La plate-forme de coopération Alliance Sahel, lancée en juillet 2017 par l'Allemagne et la France, qui regroupe aussi l'Union européenne, la Banque mondiale, la Banque africaine de développement, le PNUD et six autres pays européens, mettra le plus la main au portefeuille avec un apport total de l'ordre de 1,3 milliard d'euros, a-t-elle annoncé dans un communiqué.

La France contribuera à ce total à hauteur de 220 millions d'euros et l'UE de 122 millions, ont indiqué le chef de la diplomatie française Jean-Yves Le Drian et le commissaire européen à la Coopération internationale et au Développement Neven Mimica.

L'Arabie saoudite a annoncé de son côté une aide de 100 millions d'euros, dont 50 pour le développement et 50 pour la force conjointe du G5 Sahel, qui viendront s'ajouter aux 100 millions d'euros de matériels militaires déjà promis par Ryad, a précisé une source diplomatique.

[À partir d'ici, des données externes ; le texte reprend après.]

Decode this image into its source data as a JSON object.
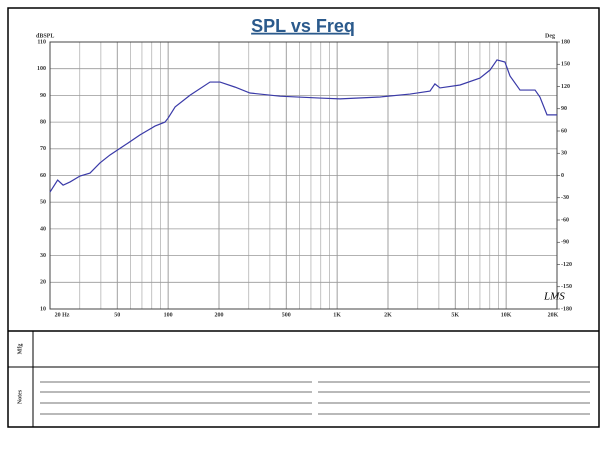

Les cinq pays membres de l'organisation, parmi les plus pauvres du monde, avaient déjà annoncé qu'ils prendraient 13% des besoins initiaux à leur propre charge.

"La sécurité avait pris le dessus sur le développement au sein du G5 Sahel", relevait récemment une source diplomatique française, en référence à la force conjointe, réactivée en 2017.

"Notre souhait, c'est d'asseoir vigoureusement le second pilier stratégique et décisif de notre action commune, le développement économique et social du G5 Sahel", a souligné jeudi M. Issoufou.

Dans un rapport publié mercredi, Action contre la faim (ACF), Oxfam et Save The Children ont toutefois alerté sur les risques du "lien entre sécurité et développement".

Selon ces trois ONG, "il est inquiétant de voir que la réponse se focalise sur le développement économique, sans prendre autant en compte les griefs légitimes de la population autour des problèmes de gouvernance, d'inégalités, de distribution des richesses et de justice de genre".

Les groupes jihadistes, en grande partie chassés du nord du Mali par l'intervention militaire lancée par la France en 2013, ont depuis regagné du terrain, en particulier dans le centre du pays, et le phénomène s'étend au Burkina Faso et au Niger voisins, se mêlant souvent à des conflits intercommunautaires.

Trois priorités

Cette dégradation de la situation a conduit le G5 Sahel à réactiver son projet de force conjointe. En plus d'un an et demi, cette force a mené une dizaine d'opérations avec l'appui direct de l'opération française Barkhane, sans réel impact sur le terrain où elle n'a pas encore croisé le fer avec les jihadistes.

La pauvreté et les changements climatiques qui réduisent l'accès aux ressources naturelles alimentent aussi les tensions intercommunautaires. Les forces armées sont par ailleurs régulièrement accusées d'exactions.

Dans ce contexte, le G5 Sahel a défini un "programme de développement d'urgence" axé sur trois priorités: l'hydraulique, la gestion des conflits intercommunautaires et la sécurité intérieure.

L'accent est mis sur le nord du Burkina Faso, le centre du Mali, la région des Hodh en Mauritanie ainsi que celles de Tillabéri au Niger et Kanem au Tchad.

Dans l'après-midi, M. Le Drian s'est rendu à 600 km au sud-est de Nouakchott pour visiter deux projets financés par l'Agence française de développement (AFD) qui s'inscrivent dans cette logique du G5 Sahel: une centrale solaire et thermique, inaugurée en avril, et un centre de santé maternelle.